Self-care has become an industry, and ways of organizing and cleaning have been one even longer. I can’t fault those who find success or comfort in either, and I’m even more admiring of those that take these concepts past the trendy and into the opportunity for meaningful self examination and growth. But neither industry or lifestyle has made much lasting headway in my home.
From Netflix shows based on other shows like Queer Eye to books – turned into Netflix shows – like The Life-Changing Magic of Tidying Up, I’m impressed by the beautiful lifestyles encouraged and even heartened when individuals are actually helped by keeping what’s important or unique about them central. I’m definitely a weakling for anything that says it’s going to make my life better or easier, and the product graveyard is a very real and expanding thing in my cabinets, attic, and basement. And this is from someone who makes her own laundry detergent.
All of that is to set up today’s story.
I work from my home in a guestroom-turned-office (if you visit me, you’ll now be staying in the smallest room in the house).
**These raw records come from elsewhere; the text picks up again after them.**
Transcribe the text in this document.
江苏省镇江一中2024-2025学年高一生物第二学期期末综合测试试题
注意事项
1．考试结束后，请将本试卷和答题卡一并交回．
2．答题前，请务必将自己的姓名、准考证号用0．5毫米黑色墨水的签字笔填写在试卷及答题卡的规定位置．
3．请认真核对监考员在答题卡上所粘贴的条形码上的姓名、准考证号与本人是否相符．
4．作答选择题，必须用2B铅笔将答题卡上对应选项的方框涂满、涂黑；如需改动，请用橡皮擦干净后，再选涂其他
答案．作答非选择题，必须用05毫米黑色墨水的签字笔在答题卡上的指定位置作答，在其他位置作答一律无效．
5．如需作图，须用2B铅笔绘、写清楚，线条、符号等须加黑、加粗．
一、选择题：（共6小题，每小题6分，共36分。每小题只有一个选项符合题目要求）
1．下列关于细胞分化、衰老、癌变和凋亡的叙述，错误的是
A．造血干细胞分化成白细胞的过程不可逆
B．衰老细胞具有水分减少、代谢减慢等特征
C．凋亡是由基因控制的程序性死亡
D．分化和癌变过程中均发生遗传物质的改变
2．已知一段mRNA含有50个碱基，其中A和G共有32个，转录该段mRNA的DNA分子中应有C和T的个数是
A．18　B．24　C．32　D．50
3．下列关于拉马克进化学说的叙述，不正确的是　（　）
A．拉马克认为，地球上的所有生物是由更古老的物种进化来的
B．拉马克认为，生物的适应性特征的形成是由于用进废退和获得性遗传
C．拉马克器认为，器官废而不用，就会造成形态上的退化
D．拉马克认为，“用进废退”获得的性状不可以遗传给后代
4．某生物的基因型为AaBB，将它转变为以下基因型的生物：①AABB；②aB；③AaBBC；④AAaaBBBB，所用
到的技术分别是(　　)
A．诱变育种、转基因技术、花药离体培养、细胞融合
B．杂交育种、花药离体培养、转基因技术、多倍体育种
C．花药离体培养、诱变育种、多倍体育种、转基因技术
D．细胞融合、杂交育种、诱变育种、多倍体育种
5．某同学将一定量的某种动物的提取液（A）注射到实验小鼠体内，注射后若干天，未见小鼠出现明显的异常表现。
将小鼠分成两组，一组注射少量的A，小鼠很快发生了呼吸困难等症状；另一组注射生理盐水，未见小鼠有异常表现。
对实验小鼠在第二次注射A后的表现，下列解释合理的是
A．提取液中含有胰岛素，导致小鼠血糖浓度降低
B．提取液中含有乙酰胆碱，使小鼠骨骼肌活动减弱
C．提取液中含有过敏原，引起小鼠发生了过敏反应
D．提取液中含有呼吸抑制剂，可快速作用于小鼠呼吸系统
This means my morning routine, while well, routine, can get fudged in the timing rather easily.
Today, I thought I’d take a few extra minutes to take care of my skin, which has been trying to get rid of all the extra candy and treats from the holidays that my body didn’t take care of in…other ways. Look, I thought, here’s a chance to use one of those products you always fall for and scour your face. I pulled out the face mask that I have sitting around for these rare occasions.
The packaging of this face mask was constructed much like a tube of toothpaste with a flat (and useless) spatula where the nozzle was. The general idea was to squeeze product out of tube through spatula and smear it on face. This is what I attempted to do. Alas, the size of nozzle and viscosity of mask were not in the least compatible. As I got more frustrated, I set the tube down on the sink to provide additional pressure squeezing. Perhaps you can see where this is going. Not only was the nozzle not compatible with the mask, neither was the tube itself. The rear seal of the tube violently burst and out shot charcoal-y goop. Away it went across the sink, down the cabinet, across the (also gray) floor, onto a bath towel, and finally splattering in large streaks up, over, and down the toilet. Insert pause of awkwardness and aghast expression.
Cue the start of time again to realize, but of course, there was still some mask in the tube, and I had already smeared about half my face at this point. Knowing that any remaining goo would go to waste as there wasn’t a practical means of storing it for the countless weeks until I remembered once again that I had it, I did the only thing I could think of. I doused myself in mask. At least, now, it was much easier to get out of the back of the tube. I then proceeded to – tried to, anyway – clean my bathroom. Dripping face mask as I went.
Y’all, this stuff did not go quietly. I did not add much quiet to the situation myself either. There was the layer I could scoop up and discard, but then there’s the part that stays behind, mockingly, so that it becomes mud when forced to be washed away. I found several puddles only by stepping in them. And how, by all that is holy, did it get under the far side of the toilet seat?
Tidying up was just the beginning though. I was still coated, my long hair matting itself into the hardening mask. Long story short, the shower got cleaned too.
This was not how I envisioned spending the morning and certainly not the style of minimal, trendy self-care that I had intended. Instead of a few minutes spent on clean skin, it’s now hours later, and I’m frazzled, drinking coffee and eating a bowl of croutons as a snack.